TW
0
By Nigel Davies MADRID

SPAIN emerged from recession in the first quarter of the year thanks to improving global demand, breaking a run of seven straight quarters of contraction, according to a Bank of Spain estimate yesterday.

Spain's battered stock market, down 22 percent this due to fears Spain could follow Greece into a debt crisis, celebrated the news, rising 2 percent at midday after falling as much as 2 percent before the data was revealed.

The central bank said in its quarterly report that the economy grew by 0.1 percent quarter-on-quarter while contracting in annual terms by 1.3 percent.
The forecast is often in line with the official GDP number due for release on May 12.

POSITIVE
The spread between Spanish government bonds and benchmark German bunds also improved after the release, easing to 171 basis points from 180 earlier, although still around its highest level since the inception of the euro zone.
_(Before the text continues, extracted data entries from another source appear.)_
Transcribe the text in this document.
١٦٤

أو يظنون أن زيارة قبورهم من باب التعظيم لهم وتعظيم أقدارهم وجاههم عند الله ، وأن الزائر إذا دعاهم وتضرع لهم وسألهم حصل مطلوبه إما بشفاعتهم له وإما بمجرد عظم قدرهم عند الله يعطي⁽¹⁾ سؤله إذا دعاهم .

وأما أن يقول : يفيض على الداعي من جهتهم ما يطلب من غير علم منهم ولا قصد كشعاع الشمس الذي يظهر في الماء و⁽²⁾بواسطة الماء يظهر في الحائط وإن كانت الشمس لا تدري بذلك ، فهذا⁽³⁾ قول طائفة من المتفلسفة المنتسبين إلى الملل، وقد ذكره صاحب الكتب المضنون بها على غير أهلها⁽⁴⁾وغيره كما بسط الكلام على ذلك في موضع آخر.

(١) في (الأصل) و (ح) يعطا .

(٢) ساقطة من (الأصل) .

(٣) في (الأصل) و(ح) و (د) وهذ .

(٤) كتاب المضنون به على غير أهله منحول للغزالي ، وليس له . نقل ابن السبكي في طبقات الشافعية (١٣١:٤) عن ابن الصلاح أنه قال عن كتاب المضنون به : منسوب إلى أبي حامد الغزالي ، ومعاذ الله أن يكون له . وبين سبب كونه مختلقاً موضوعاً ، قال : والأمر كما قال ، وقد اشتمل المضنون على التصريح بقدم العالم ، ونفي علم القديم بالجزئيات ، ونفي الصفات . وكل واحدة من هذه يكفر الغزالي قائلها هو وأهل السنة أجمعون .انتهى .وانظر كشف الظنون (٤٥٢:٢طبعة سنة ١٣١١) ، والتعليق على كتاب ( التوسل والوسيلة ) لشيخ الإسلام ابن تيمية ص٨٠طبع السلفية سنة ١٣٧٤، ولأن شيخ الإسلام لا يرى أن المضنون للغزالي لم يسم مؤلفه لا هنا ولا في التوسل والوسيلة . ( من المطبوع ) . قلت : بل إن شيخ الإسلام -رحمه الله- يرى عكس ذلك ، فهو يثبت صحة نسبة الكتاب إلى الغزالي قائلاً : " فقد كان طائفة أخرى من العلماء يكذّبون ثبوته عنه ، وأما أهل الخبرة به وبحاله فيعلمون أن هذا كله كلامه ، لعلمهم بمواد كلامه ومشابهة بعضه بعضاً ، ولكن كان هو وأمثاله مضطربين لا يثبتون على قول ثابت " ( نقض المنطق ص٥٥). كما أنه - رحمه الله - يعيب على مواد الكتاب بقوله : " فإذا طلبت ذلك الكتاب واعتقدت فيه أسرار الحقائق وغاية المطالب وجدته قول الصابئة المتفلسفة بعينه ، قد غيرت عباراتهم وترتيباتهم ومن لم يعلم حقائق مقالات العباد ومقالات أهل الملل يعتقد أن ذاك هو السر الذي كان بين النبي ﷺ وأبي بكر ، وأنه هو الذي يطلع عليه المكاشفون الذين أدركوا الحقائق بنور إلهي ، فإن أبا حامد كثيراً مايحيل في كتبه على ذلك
But analysts warned positive sentiment could soon pass.
With unemployment at 20 percent putting a heavy drag on demand as well as a drain on government finances, and a heavy load of private sector debt, any recovery is likely to be weak, they said.

Spain needs healthy economic growth if it is to meet its targets to cut back its fiscal deficit to an EU guideline of 3 percent in 2013 from 11.2 percent in 2009.
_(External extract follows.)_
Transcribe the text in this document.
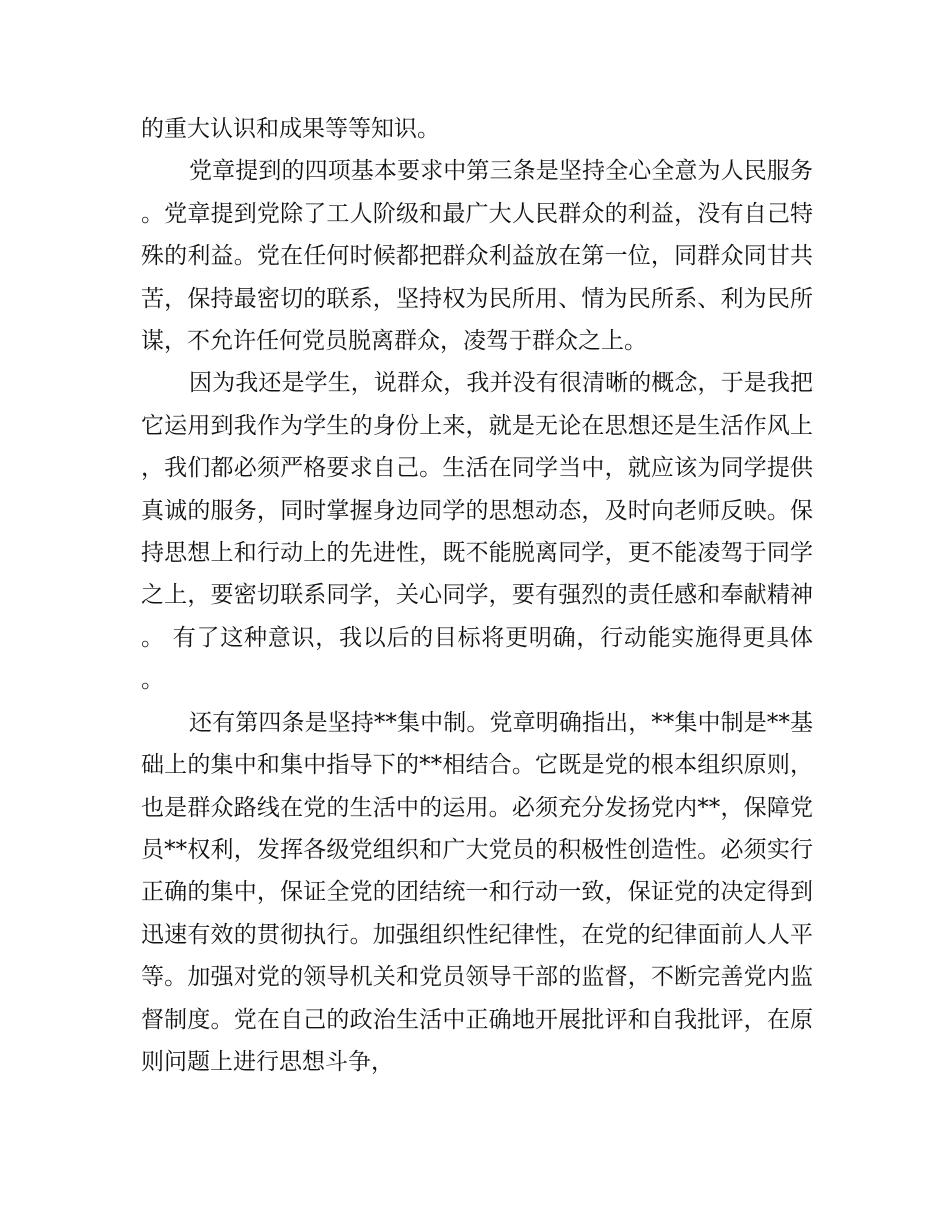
的重大认识和成果等等知识。

党章提到的四项基本要求中第三条是坚持全心全意为人民服务。党章提到党除了工人阶级和最广大人民群众的利益，没有自己特殊的利益。党在任何时候都把群众利益放在第一位，同群众同甘共苦，保持最密切的联系，坚持权为民所用、情为民所系、利为民所谋，不允许任何党员脱离群众，凌驾于群众之上。

因为我还是学生，说群众，我并没有很清晰的概念，于是我把它运用到我作为学生的身份上来，就是无论在思想还是生活作风上，我们都必须严格要求自己。生活在同学当中，就应该为同学提供真诚的服务，同时掌握身边同学的思想动态，及时向老师反映。保持思想上和行动上的先进性，既不能脱离同学，更不能凌驾于同学之上，要密切联系同学，关心同学，要有强烈的责任感和奉献精神。 有了这种意识，我以后的目标将更明确，行动能实施得更具体。

还有第四条是坚持**集中制。党章明确指出，**集中制是**基础上的集中和集中指导下的**相结合。它既是党的根本组织原则，也是群众路线在党的生活中的运用。必须充分发扬党内**，保障党员**权利，发挥各级党组织和广大党员的积极性创造性。必须实行正确的集中，保证全党的团结统一和行动一致，保证党的决定得到迅速有效的贯彻执行。加强组织性纪律性，在党的纪律面前人人平等。加强对党的领导机关和党员领导干部的监督，不断完善党内监督制度。党在自己的政治生活中正确地开展批评和自我批评，在原则问题上进行思想斗争，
But economists have scoffed at the government's forecasts for growth to close in on 3 percent a year by the end of that period. “The information available indicates a return to weak growth in the first quarter in an environment characterised by a progressive recovery in the global economy,” the Bank of report said.

The report also said first quarter growth was aided by a gradual improvement in consumer demand albeit from low levels and indicators showed it would continue in the second quarter.

Economists welcomed the news, but suggested the market wanted to see more from the government, which has promised to reform its labour markets, and has yet to announce many concrete measures to cut its deficit. “It's good news today and the markets have picked up on that. But markets are not really looking at data ... policy, credibility is what is important,” said Jose Garcia Zarate at consultancy 4Cast. “The problem for Spain remains high unemployment. It's still going to weigh on the economic outlook. The hangover for Spain from the crisis will be unemployment.” The government forecasts the economy to grow in each quarter this year, but to contract for the year in full by 0.3 percent. In 2011 it forecasts growth of 1.8 percent, and close to 3 percent in 2012, figures questioned by the European Commission and International Monetary Fund.

OUTLOOK PAINFUL
The Bank of Spain said the first quarter had seen a stabilisation in housing sales and mortgage data.
Spain's property sector drove a decade-long boom in the country before it slumped in 2008. The central bank saw some improvement in the sector as homebuyers sought to take advantage of low interest rates and avoid a planned rise in value-added tax rise in July. However, economists did not see good times ahead for Spain. “While today's GDP estimate by the Bank of Spain brings very good news, the growth outlook remains severely dampened by the ongoing process of the private sector's deleveraging, and the needed reallocation of resources associated with the downsizing of the construction sector,” said Tullia Bucco, economist at UniCredit.